Lucília Gago, procuradora-geral da República

Há algum tempo que fala da falta de magistrados no Ministério Público, mas só agora o Conselho Superior deste organismo decisivo no combate ao crime diagnosticou a dimensão exata do problema.

Um relatório do Conselho Superior do Ministério Público identificou o número exato dos magistrados em falta nos tribunais e departamentos da PGR. Vai ter de ser aberto um concurso extraordinário para minorar o problema que está a afetar o combate à violência doméstica e à corrupção

O relatório, de acordo com o Expresso, revela que estão em falta 99 procuradores nos diferentes departamentos que constituem o MP. Investigação a crimes de violência e de origem económico-financeira são os que mais sofrem com a falta de operacionais.

O documento refere ainda que, para além dos 99 procuradores que estão em falta, existem ainda 89 que estão num regime de ausência prolongada, quer por baixa médica, licença de maternidade ou acompanhamento do cônjuge e que não foram substituídos nas suas funções durante a licença.

“A Operação Marquês, talvez um dos processos mais importantes de sempre da Justiça portuguesa, não tinha um magistrado em exclusivo na equipa. Tinham aquele processo e outros”, lamenta António Ventinhas, presidente do Sindicato dos Magistrados do MP.

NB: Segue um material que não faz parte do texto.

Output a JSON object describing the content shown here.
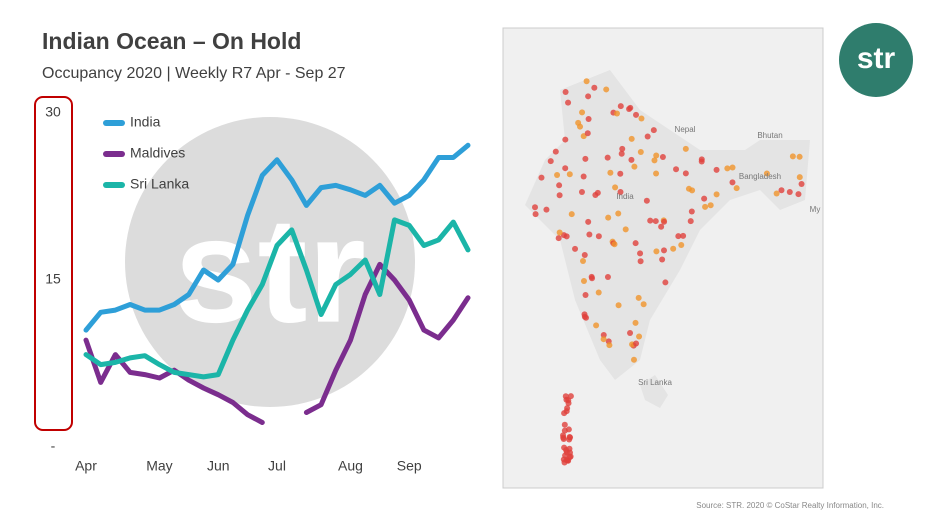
{
  "chart_data": {
    "type": "line",
    "title": "Indian Ocean – On Hold",
    "subtitle": "Occupancy 2020 | Weekly R7 Apr - Sep 27",
    "categories": [
      "Apr",
      null,
      null,
      null,
      null,
      "May",
      null,
      null,
      null,
      "Jun",
      null,
      null,
      null,
      "Jul",
      null,
      null,
      null,
      null,
      "Aug",
      null,
      null,
      null,
      "Sep",
      null,
      null,
      null,
      null
    ],
    "series": [
      {
        "name": "India",
        "color": "#2e9fd8",
        "values": [
          10.5,
          12.1,
          12.3,
          12.8,
          12.3,
          12.3,
          12.8,
          13.7,
          15.9,
          15.0,
          16.4,
          20.8,
          24.4,
          25.8,
          24.0,
          21.7,
          23.3,
          23.5,
          23.1,
          22.6,
          23.5,
          21.9,
          22.6,
          24.0,
          26.0,
          26.0,
          27.1
        ]
      },
      {
        "name": "Maldives",
        "color": "#7b2d8e",
        "values": [
          9.6,
          5.8,
          8.3,
          6.7,
          6.5,
          6.2,
          6.9,
          6.0,
          5.3,
          4.7,
          4.0,
          2.9,
          2.2,
          null,
          null,
          3.1,
          3.8,
          6.9,
          9.6,
          13.7,
          16.4,
          15.0,
          13.2,
          10.5,
          9.8,
          11.4,
          13.4
        ]
      },
      {
        "name": "Sri Lanka",
        "color": "#1bb5a8",
        "values": [
          8.3,
          7.4,
          7.6,
          8.0,
          8.2,
          7.4,
          6.7,
          6.5,
          6.3,
          6.5,
          9.6,
          12.3,
          14.6,
          18.1,
          19.5,
          15.9,
          11.9,
          14.6,
          15.5,
          16.8,
          13.7,
          20.4,
          19.9,
          18.1,
          18.6,
          20.2,
          17.7
        ]
      }
    ],
    "ylim": [
      0,
      30
    ],
    "yticks": [
      {
        "value": 0,
        "label": "-"
      },
      15,
      30
    ],
    "watermark": "str"
  },
  "logo": "str",
  "map": {
    "labels": [
      "Nepal",
      "Bhutan",
      "India",
      "Bangladesh",
      "My",
      "Sri Lanka"
    ]
  },
  "source": "Source: STR. 2020 © CoStar Realty Information, Inc."
}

Mas esta situação pode vir a agravar-se ainda mais. O Conselho Superior do MP sugeriu ao Governo a abertura de um curso regular para a entrada de 90 novos magistrados e um curso extraordinário para mais 60 vagas.

Por isso, até 2023 haverá 150 novos magistrados. O problema é que, até lá, segundo as contas do relatório, há 42 magistrados que terão de se jubilar por atingirem o limite da idade (70 anos) e há mais 176 que terão idade ou número de anos de serviço suficientes para se afastarem da vida ativa. Até 2023 poderão deixar de exercer funções 218 magistrados, mais 68 do que aqueles que se vão formar.

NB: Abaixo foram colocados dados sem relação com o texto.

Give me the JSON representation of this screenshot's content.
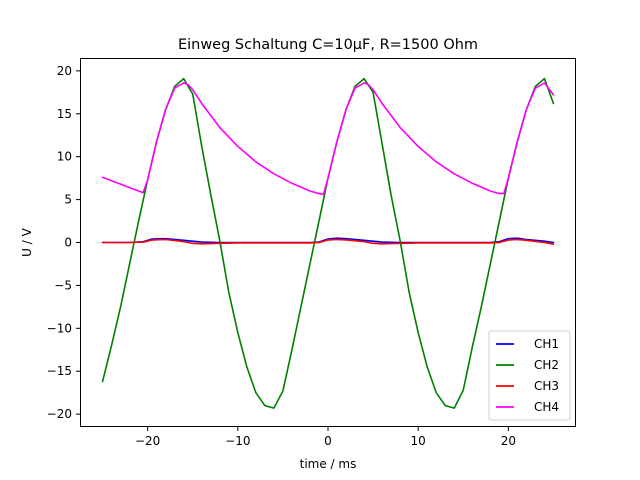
{
  "chart_data": {
    "type": "line",
    "title": "Einweg Schaltung C=10µF, R=1500 Ohm",
    "xlabel": "time / ms",
    "ylabel": "U / V",
    "xlim": [
      -27.5,
      27.5
    ],
    "ylim": [
      -21.5,
      21.5
    ],
    "xticks": [
      -20,
      -10,
      0,
      10,
      20
    ],
    "yticks": [
      -20,
      -15,
      -10,
      -5,
      0,
      5,
      10,
      15,
      20
    ],
    "xtick_labels": [
      "−20",
      "−10",
      "0",
      "10",
      "20"
    ],
    "ytick_labels": [
      "−20",
      "−15",
      "−10",
      "−5",
      "0",
      "5",
      "10",
      "15",
      "20"
    ],
    "grid": false,
    "legend_position": "lower right",
    "series": [
      {
        "name": "CH1",
        "color": "#0000ff",
        "x": [
          -25,
          -22,
          -20.5,
          -19.5,
          -18,
          -16,
          -14,
          -12,
          -10,
          -8,
          -6,
          -4,
          -2,
          -1,
          0,
          1,
          2,
          4,
          6,
          8,
          10,
          12,
          14,
          16,
          18,
          19,
          20,
          21,
          22,
          24,
          25
        ],
        "y": [
          0,
          0,
          0.1,
          0.4,
          0.45,
          0.25,
          0.05,
          0,
          0,
          0,
          0,
          0,
          0,
          0.05,
          0.4,
          0.5,
          0.45,
          0.25,
          0.05,
          0,
          0,
          0,
          0,
          0,
          0,
          0.1,
          0.45,
          0.5,
          0.35,
          0.15,
          0
        ]
      },
      {
        "name": "CH2",
        "color": "#008000",
        "x": [
          -25,
          -24,
          -23,
          -22,
          -21,
          -20,
          -19,
          -18,
          -17,
          -16,
          -15,
          -14,
          -13,
          -12,
          -11,
          -10,
          -9,
          -8,
          -7,
          -6,
          -5,
          -4,
          -3,
          -2,
          -1,
          0,
          1,
          2,
          3,
          4,
          5,
          6,
          7,
          8,
          9,
          10,
          11,
          12,
          13,
          14,
          15,
          16,
          17,
          18,
          19,
          20,
          21,
          22,
          23,
          24,
          25
        ],
        "y": [
          -16.2,
          -12,
          -7.5,
          -2.5,
          2.5,
          7.3,
          11.8,
          15.5,
          18.2,
          19.1,
          17.3,
          11.2,
          5.6,
          0.2,
          -5.8,
          -10.5,
          -14.5,
          -17.5,
          -19.0,
          -19.3,
          -17.3,
          -12.5,
          -7.5,
          -2.5,
          2.5,
          7.5,
          11.8,
          15.5,
          18.2,
          19.1,
          17.5,
          11.5,
          5.5,
          0.2,
          -5.8,
          -10.5,
          -14.5,
          -17.5,
          -19.0,
          -19.3,
          -17.2,
          -12.2,
          -7.5,
          -2.5,
          2.5,
          7.5,
          11.8,
          15.5,
          18.2,
          19.1,
          16.2
        ]
      },
      {
        "name": "CH3",
        "color": "#ff0000",
        "x": [
          -25,
          -22,
          -20.5,
          -19.5,
          -18,
          -16,
          -15,
          -14,
          -12,
          -10,
          -8,
          -6,
          -4,
          -2,
          -1,
          0,
          1,
          2,
          4,
          5,
          6,
          8,
          10,
          12,
          14,
          16,
          18,
          19,
          20,
          21,
          22,
          24,
          25
        ],
        "y": [
          0,
          0,
          0.05,
          0.3,
          0.35,
          0.1,
          -0.1,
          -0.15,
          -0.1,
          -0.05,
          -0.05,
          -0.05,
          -0.05,
          -0.05,
          0,
          0.3,
          0.35,
          0.3,
          0.1,
          -0.1,
          -0.15,
          -0.1,
          -0.05,
          -0.05,
          -0.05,
          -0.05,
          -0.05,
          0,
          0.3,
          0.35,
          0.25,
          0,
          -0.2
        ]
      },
      {
        "name": "CH4",
        "color": "#ff00ff",
        "x": [
          -25,
          -24,
          -23,
          -22,
          -21,
          -20.5,
          -20,
          -19,
          -18,
          -17,
          -16,
          -15.5,
          -15,
          -14,
          -12,
          -10,
          -8,
          -6,
          -4,
          -2,
          -1,
          -0.5,
          0,
          1,
          2,
          3,
          4,
          4.5,
          5,
          6,
          8,
          10,
          12,
          14,
          16,
          18,
          19,
          19.5,
          20,
          21,
          22,
          23,
          24,
          25
        ],
        "y": [
          7.6,
          7.2,
          6.8,
          6.4,
          6.0,
          5.8,
          7.3,
          11.8,
          15.5,
          18.0,
          18.6,
          18.4,
          17.8,
          16.2,
          13.4,
          11.2,
          9.4,
          8.0,
          6.9,
          6.0,
          5.7,
          5.6,
          7.5,
          11.8,
          15.5,
          18.0,
          18.6,
          18.4,
          17.8,
          16.2,
          13.4,
          11.2,
          9.4,
          8.0,
          6.9,
          6.0,
          5.7,
          5.7,
          7.5,
          11.8,
          15.5,
          18.0,
          18.6,
          17.2
        ]
      }
    ]
  }
}
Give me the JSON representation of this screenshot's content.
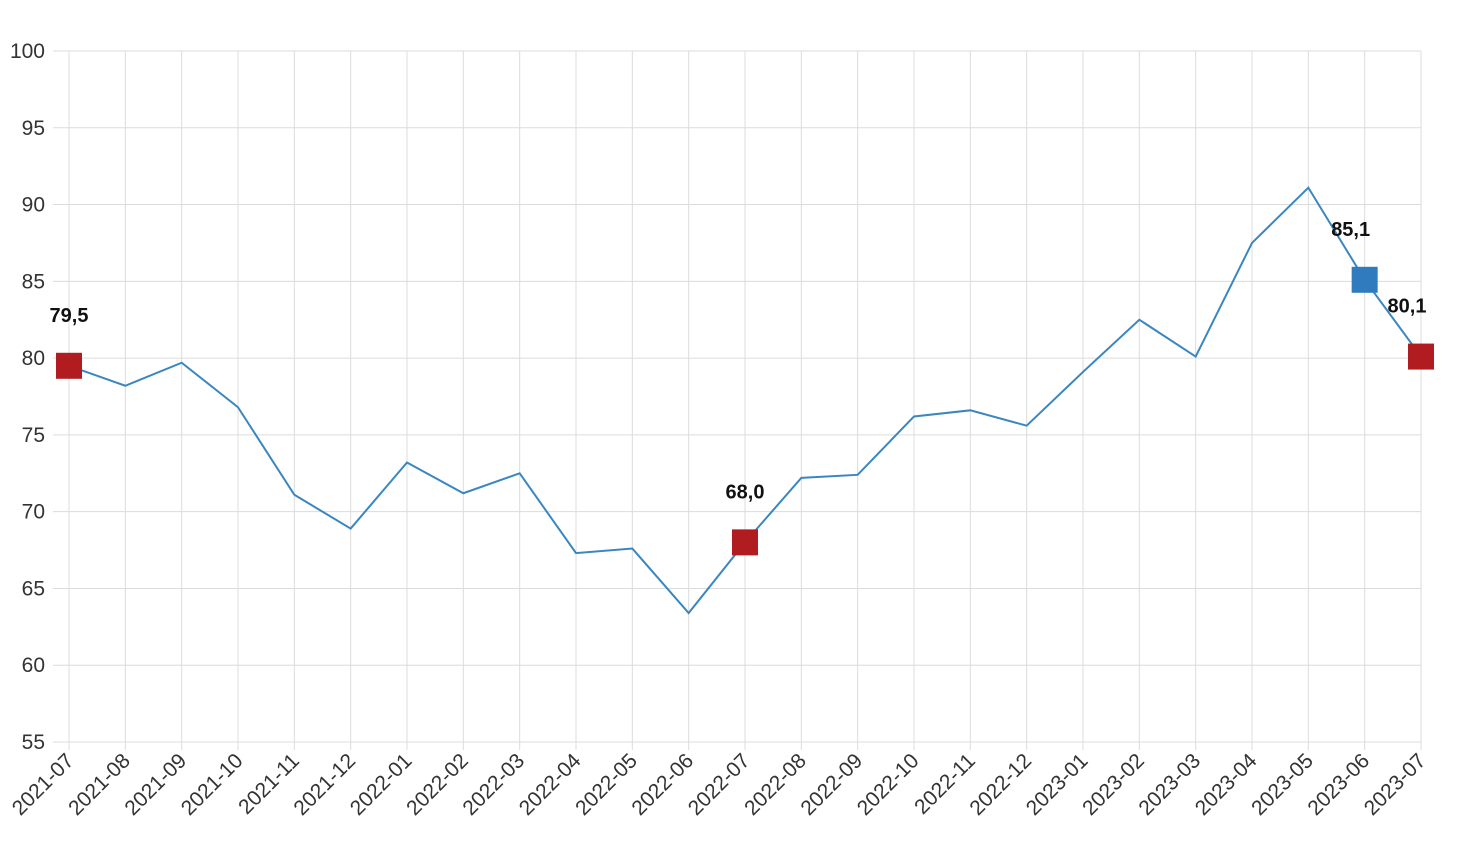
{
  "chart_data": {
    "type": "line",
    "categories": [
      "2021-07",
      "2021-08",
      "2021-09",
      "2021-10",
      "2021-11",
      "2021-12",
      "2022-01",
      "2022-02",
      "2022-03",
      "2022-04",
      "2022-05",
      "2022-06",
      "2022-07",
      "2022-08",
      "2022-09",
      "2022-10",
      "2022-11",
      "2022-12",
      "2023-01",
      "2023-02",
      "2023-03",
      "2023-04",
      "2023-05",
      "2023-06",
      "2023-07"
    ],
    "series": [
      {
        "color": "#3a86c0",
        "values": [
          79.5,
          78.2,
          79.7,
          76.8,
          71.1,
          68.9,
          73.2,
          71.2,
          72.5,
          67.3,
          67.6,
          63.4,
          68.0,
          72.2,
          72.4,
          76.2,
          76.6,
          75.6,
          79.1,
          82.5,
          80.1,
          87.5,
          91.1,
          85.1,
          80.1
        ],
        "value_labels": [
          "79,5",
          null,
          null,
          null,
          null,
          null,
          null,
          null,
          null,
          null,
          null,
          null,
          "68,0",
          null,
          null,
          null,
          null,
          null,
          null,
          null,
          null,
          null,
          null,
          "85,1",
          "80,1"
        ],
        "marker_colors": [
          "#b01c20",
          null,
          null,
          null,
          null,
          null,
          null,
          null,
          null,
          null,
          null,
          null,
          "#b01c20",
          null,
          null,
          null,
          null,
          null,
          null,
          null,
          null,
          null,
          null,
          "#2f7bbd",
          "#b01c20"
        ]
      }
    ],
    "ylim": [
      55,
      100
    ],
    "yticks": [
      55,
      60,
      65,
      70,
      75,
      80,
      85,
      90,
      95,
      100
    ],
    "grid": true
  }
}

Segundo o mesmo jornal, não houve ainda um reforço no número de procuradores que se dediquem em exclusivo ao combate à violência doméstica. “Há outras comarcas em que a equipa que se dedica a este crime é constituída por um único magistrado que fica com centenas de processos e portanto impedido de seguir cada um com a proximidade a que este tipo de casos obriga”, explicou António Ventinhas.

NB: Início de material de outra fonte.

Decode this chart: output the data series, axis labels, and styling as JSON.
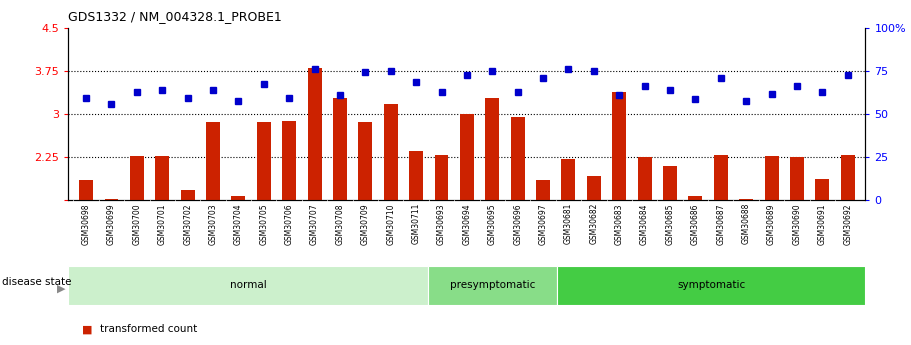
{
  "title": "GDS1332 / NM_004328.1_PROBE1",
  "samples": [
    "GSM30698",
    "GSM30699",
    "GSM30700",
    "GSM30701",
    "GSM30702",
    "GSM30703",
    "GSM30704",
    "GSM30705",
    "GSM30706",
    "GSM30707",
    "GSM30708",
    "GSM30709",
    "GSM30710",
    "GSM30711",
    "GSM30693",
    "GSM30694",
    "GSM30695",
    "GSM30696",
    "GSM30697",
    "GSM30681",
    "GSM30682",
    "GSM30683",
    "GSM30684",
    "GSM30685",
    "GSM30686",
    "GSM30687",
    "GSM30688",
    "GSM30689",
    "GSM30690",
    "GSM30691",
    "GSM30692"
  ],
  "bar_values": [
    1.85,
    1.52,
    2.27,
    2.27,
    1.68,
    2.85,
    1.57,
    2.85,
    2.88,
    3.8,
    3.27,
    2.86,
    3.17,
    2.35,
    2.28,
    3.0,
    3.27,
    2.95,
    1.85,
    2.22,
    1.92,
    3.38,
    2.25,
    2.1,
    1.57,
    2.28,
    1.52,
    2.27,
    2.25,
    1.87,
    2.28
  ],
  "percentile_values_left_scale": [
    3.28,
    3.18,
    3.38,
    3.42,
    3.28,
    3.42,
    3.22,
    3.52,
    3.28,
    3.78,
    3.33,
    3.72,
    3.75,
    3.55,
    3.38,
    3.68,
    3.75,
    3.38,
    3.62,
    3.78,
    3.75,
    3.33,
    3.48,
    3.42,
    3.25,
    3.62,
    3.22,
    3.35,
    3.48,
    3.38,
    3.68
  ],
  "disease_groups": [
    {
      "label": "normal",
      "start": 0,
      "end": 13,
      "color": "#ccf0cc"
    },
    {
      "label": "presymptomatic",
      "start": 14,
      "end": 18,
      "color": "#88dd88"
    },
    {
      "label": "symptomatic",
      "start": 19,
      "end": 30,
      "color": "#44cc44"
    }
  ],
  "bar_color": "#cc2200",
  "dot_color": "#0000cc",
  "bar_bottom": 1.5,
  "ylim_left": [
    1.5,
    4.5
  ],
  "ylim_right": [
    0,
    100
  ],
  "yticks_left": [
    1.5,
    2.25,
    3.0,
    3.75,
    4.5
  ],
  "ytick_labels_left": [
    "",
    "2.25",
    "3",
    "3.75",
    "4.5"
  ],
  "yticks_right": [
    0,
    25,
    50,
    75,
    100
  ],
  "ytick_labels_right": [
    "0",
    "25",
    "50",
    "75",
    "100%"
  ],
  "hlines": [
    2.25,
    3.0,
    3.75
  ],
  "header_color": "#c0c0c0",
  "bg_color": "#ffffff"
}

A procuradora-geral da República, Lucília Gago, garante que iniciou em maio deste ano um trabalho de “auscultação nacional”, tendo feito “uma primeira reunião com os magistrados de Lisboa, com o objetivo de confirmar os principais constrangimentos já diagnosticados e definir métodos para a implementação de uma estratégia”.

A PGR confirma que “para suprir o défice de magistrados, o CSMP deliberou representar junto da ministra da Justiça a premente necessidade de reforço de meios humanos, designadamente através de recrutamento extraordinário, mediante a realização pelo Centro de Estudos Judiciários de curso intensivo e de menor duração.